AI also serves as a bogeyman in Hacks when Deborah, chasing any possible revenue steam as she mounts a comeback show at Madison Square Garden, meets with a vest-wearing venture capitalist who wants to license her likeness and material (and thus, Ava’s creative work) for a large language model called QuikScribbl. It naturally inspires an Ava monologue about the dangers of AI and its narrative of inevitability. (“This is exactly like when a fucking random-ass diner puts a sign out front that’s like, ‘Best Waffles in America,’” Ava shouts. “According to who? The people trying to sell the fucking waffles!”) It isn’t until the tech bro suggests Deborah use the machine to write her jokes for her that she recognizes the threat it poses—as well as the insulting implication that a machine can do a seasoned comic’s job.
That threat is more nuanced in The Comeback, where AI is less of a monster and more of a pathetic joke. Yes, Valerie’s latest multi-cam sitcom, How’s That?!, is hokey and dated, no matter that it airs on the Big Tech–funded network NuNet. The scripts written by its proprietary AI, Allassist, are good enough, but stale; when a joke doesn’t get a laugh from the audience, the machine produces more alts than any actor could reasonably try out on stage—and most of them aren’t funny. Valerie soon learns that the writers cannot really be replaced, even if it means there’s one or two fewer people on set to insult her. A computer can’t dismiss or diminish her talent as an actor, but it also can’t give her anything real to work with. And there’s nothing particularly efficient about making TV (or any creative endeavor) much less human. “I saw every one of those jokes coming, and so did you,” veteran TV director James Burrows, playing himself, tells Valerie after shooting the pilot. “Surprising only comes from a group of writers huddled in a corner, beating themselves up to beat out a better joke.”

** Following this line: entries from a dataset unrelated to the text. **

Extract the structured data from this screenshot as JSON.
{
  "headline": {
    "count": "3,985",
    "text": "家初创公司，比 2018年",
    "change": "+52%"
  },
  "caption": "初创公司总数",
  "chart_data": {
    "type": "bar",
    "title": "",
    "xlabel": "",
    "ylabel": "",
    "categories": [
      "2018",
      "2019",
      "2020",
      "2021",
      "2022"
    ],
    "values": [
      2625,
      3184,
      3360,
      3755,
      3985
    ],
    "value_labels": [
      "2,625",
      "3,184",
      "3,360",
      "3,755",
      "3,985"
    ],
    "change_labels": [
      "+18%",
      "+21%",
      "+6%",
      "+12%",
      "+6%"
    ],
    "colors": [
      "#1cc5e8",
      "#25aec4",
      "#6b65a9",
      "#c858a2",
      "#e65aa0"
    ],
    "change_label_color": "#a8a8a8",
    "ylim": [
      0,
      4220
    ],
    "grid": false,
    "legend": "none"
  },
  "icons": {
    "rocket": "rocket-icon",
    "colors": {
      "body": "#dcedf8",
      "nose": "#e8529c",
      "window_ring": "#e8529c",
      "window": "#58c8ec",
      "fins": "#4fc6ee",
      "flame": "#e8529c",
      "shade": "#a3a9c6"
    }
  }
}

It’s fitting, of course, that we’ll now see these female-fronted HBO shows pitted against each other in the Emmy race. Hacks is a 12-time winner, including Best Comedy Series for its third season, four consecutive Best Actress wins for Smart, and last year’s Best Supporting Actress win for Einbinder. The Comeback, despite its cult following, was never a hit with Emmy voters; Kudrow earned Best Actress nominations for its first two seasons, while its two other nods were for writing and casting in season one. Coming off the heels of The Studio’s sweep in the comedy categories last year, I wouldn’t be surprised to see another showbiz satire collect this year’s comedy series Emmy—and Hacks has the edge. While a Jean Smart/Lisa Kudrow tie for best actress is as unlikely as seeing Deborah and Valerie share a meal at the Polo Lounge (I’m saving that for my fan fiction), it would be a satisfying ending for two TV characters and their real-life counterparts who have survived these evolutions in the medium, despite all odds.